A symphony is dramatic and intense, but it’s also soft and slow. It batters you with percussion and brass, then soothes you with strings. It creates a feeling, then allows you to soak it in. The best impact scenes are a work of art, created by two people who share a secret language. They anticipate one another’s moves, and they trust each other implicitly. I enjoy impact without this connection. But with it, it’s like entering another world.

~cherishedproperty


"Men need to hunt. She obviously understands this. She’s offering herself as prey. Not easy prey. But willing.”


ridermantel 68M

7/9/2022 8:09 am

If done correctly with love and passion it is a wonderful thing.


aliljaded 53F
8927 posts
10/18/2021 7:27 am

    Quoting MissLadywood:
    Having that connection really does make all the difference. A wonderful piece as always
Thank you, Woody ... I do hope you're doing well.

"Men need to hunt.
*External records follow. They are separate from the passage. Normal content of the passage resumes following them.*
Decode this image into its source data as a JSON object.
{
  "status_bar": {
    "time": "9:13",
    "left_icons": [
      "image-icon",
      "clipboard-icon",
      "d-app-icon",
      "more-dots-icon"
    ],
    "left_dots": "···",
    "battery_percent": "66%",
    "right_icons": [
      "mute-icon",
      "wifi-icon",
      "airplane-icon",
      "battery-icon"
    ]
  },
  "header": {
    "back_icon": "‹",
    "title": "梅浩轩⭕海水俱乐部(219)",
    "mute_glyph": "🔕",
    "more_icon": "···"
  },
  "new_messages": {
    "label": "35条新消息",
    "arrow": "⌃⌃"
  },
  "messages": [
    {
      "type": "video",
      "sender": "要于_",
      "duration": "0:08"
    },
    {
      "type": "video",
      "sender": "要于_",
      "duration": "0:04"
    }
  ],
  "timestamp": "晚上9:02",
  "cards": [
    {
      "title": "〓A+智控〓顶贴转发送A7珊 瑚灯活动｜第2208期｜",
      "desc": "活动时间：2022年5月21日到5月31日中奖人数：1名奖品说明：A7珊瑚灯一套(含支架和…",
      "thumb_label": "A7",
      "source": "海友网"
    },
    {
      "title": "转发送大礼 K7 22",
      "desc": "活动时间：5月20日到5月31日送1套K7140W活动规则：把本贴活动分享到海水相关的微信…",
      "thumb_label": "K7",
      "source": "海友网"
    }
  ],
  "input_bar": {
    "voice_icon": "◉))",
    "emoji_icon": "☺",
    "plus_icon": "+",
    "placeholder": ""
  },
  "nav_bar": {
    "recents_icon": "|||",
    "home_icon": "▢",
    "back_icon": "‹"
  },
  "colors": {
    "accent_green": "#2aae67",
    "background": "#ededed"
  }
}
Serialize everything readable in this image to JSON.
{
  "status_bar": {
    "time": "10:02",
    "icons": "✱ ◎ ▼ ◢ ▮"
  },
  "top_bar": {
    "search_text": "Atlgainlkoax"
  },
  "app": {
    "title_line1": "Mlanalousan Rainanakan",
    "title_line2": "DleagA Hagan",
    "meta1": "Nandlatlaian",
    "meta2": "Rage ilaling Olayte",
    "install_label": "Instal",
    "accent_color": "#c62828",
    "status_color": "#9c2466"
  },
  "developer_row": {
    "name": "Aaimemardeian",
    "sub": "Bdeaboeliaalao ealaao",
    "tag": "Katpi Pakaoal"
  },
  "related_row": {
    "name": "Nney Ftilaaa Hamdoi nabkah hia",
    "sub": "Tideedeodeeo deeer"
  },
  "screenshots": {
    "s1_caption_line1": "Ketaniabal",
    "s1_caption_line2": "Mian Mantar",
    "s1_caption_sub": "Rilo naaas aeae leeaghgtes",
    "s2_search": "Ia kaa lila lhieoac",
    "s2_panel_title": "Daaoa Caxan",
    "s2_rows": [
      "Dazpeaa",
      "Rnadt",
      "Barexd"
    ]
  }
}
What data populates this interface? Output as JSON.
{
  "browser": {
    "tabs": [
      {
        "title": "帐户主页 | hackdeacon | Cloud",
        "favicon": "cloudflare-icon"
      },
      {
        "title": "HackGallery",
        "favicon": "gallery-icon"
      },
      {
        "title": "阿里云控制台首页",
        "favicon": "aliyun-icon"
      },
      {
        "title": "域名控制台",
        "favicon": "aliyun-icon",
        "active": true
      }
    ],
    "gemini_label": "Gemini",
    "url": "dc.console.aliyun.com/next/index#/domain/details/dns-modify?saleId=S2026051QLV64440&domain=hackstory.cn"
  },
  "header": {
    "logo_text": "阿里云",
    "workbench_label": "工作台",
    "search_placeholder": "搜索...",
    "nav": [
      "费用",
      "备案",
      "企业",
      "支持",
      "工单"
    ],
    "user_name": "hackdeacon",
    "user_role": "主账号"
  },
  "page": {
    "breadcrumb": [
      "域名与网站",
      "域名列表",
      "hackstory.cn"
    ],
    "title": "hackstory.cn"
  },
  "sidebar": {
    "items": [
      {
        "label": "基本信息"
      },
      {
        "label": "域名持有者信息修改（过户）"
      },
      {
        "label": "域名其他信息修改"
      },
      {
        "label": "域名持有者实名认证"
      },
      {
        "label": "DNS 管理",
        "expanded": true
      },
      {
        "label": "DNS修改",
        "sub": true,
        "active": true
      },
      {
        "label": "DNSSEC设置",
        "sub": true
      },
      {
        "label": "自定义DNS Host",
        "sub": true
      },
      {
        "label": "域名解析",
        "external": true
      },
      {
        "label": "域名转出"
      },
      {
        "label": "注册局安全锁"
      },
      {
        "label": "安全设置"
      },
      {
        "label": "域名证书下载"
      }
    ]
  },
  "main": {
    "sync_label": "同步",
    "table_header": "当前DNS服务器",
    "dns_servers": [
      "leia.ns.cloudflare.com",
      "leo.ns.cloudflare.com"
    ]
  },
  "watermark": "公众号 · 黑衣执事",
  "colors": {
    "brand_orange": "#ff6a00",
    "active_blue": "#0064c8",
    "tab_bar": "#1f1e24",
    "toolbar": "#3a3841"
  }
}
She obviously understands this. She’s offering herself as prey. Not easy prey. But willing.”


MissLadywood 51F
6195 posts
10/18/2021 5:27 am

Having that connection really does make all the difference. A wonderful piece as always

Life So Short, The Craft So Long To Learn


northbrissiedom 48M

10/17/2021 3:14 pm

i like the thoughtfully written text, but Love the photograph.
Highly erotic without showing too much flesh


Greybrow 64M
625 posts
10/17/2021 6:16 am

I love how it stresses the precision that exists between D/s in creating "music" together.


DancingDom 74M
22592 posts
10/17/2021 4:14 am

I miss that physical interaction. Be it with just simple touch, spanking or using some toy. The main thing is they intimacy of such engagement.

"One Big Sky Covers Us All Equally"


Tckg12 69M
2506 posts
10/17/2021 3:49 am

couldn't agree more. haven't felt it in awhile


aliljaded 53F
8927 posts
10/17/2021 3:09 am

I love this piece because it's so true. Impact play is like a symphony when done correctly between two adults who trust each other.

"Men need to hunt. She obviously understands this. She’s offering herself as prey. Not easy prey. But willing.”